Every Major Central Bank Is Now Cautious. None Are Cutting.

The Bank of England held rates today but two of nine members voted to hike. Sweden warned hike probability is rising. Norway committed to hiking at an upcoming meeting. Indonesia, the Philippines, and the Czech Republic all raised rates today too.

The ECB already hiked and its chief economist signaled more. The Bank of Japan hiked to a 31-year high earlier this week. Brazil is the only major central bank actively cutting, from a very high base.

This is the global rate backdrop OpenAI and Anthropic are heading into for their fall IPOs. No major central bank is on an easing path. Every single one is watching energy prices closely. And the AI infrastructure demand the Fed just called "structurally inflationary" is being cited by the ECB and BOE in the same breath.

The Cost of Capital Problem

Elevated global rates mean elevated financing costs for every AI infrastructure deal. Nvidia's (NVDA) bonds, Oracle's (ORCL) credit facilities, Anthropic's compute agreements. Every layer of the AI buildout carries a higher cost of capital as long as this global consensus holds.

The Early Signal

Any G7 central bank cutting before December would signal energy relief is arriving faster than the cautious global consensus currently assumes. None are signaling that yet.

CLOSING LENS

Thursday added five new complications to an already complicated week.

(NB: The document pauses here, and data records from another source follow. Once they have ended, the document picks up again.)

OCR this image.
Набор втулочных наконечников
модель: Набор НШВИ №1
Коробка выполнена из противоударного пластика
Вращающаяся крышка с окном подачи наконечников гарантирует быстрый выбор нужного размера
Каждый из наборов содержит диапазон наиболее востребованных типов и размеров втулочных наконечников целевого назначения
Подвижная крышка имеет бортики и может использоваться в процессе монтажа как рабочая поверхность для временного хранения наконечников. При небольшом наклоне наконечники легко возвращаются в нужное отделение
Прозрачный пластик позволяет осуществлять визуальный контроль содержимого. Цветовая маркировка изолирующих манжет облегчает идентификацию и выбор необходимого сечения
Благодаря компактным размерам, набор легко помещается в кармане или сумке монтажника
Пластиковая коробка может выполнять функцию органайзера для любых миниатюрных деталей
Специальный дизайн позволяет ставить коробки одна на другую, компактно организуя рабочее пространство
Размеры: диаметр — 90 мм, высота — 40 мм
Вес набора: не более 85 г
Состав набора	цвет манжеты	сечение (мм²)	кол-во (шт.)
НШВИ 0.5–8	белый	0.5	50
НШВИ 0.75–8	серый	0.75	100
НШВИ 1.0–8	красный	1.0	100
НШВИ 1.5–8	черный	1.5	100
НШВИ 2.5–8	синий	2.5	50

The Hormuz deal is signed but the Iranian navy is still blocking ships. AI subscriptions are moving to metered billing right before both IPOs. Private credit withdrawals accelerated to $12 billion in Q2. Trump announced an Apple-Intel chip deal on Truth Social. And every major central bank is cautious, none are cutting, and all are watching energy.

The peace deal is real. The normalization is much slower.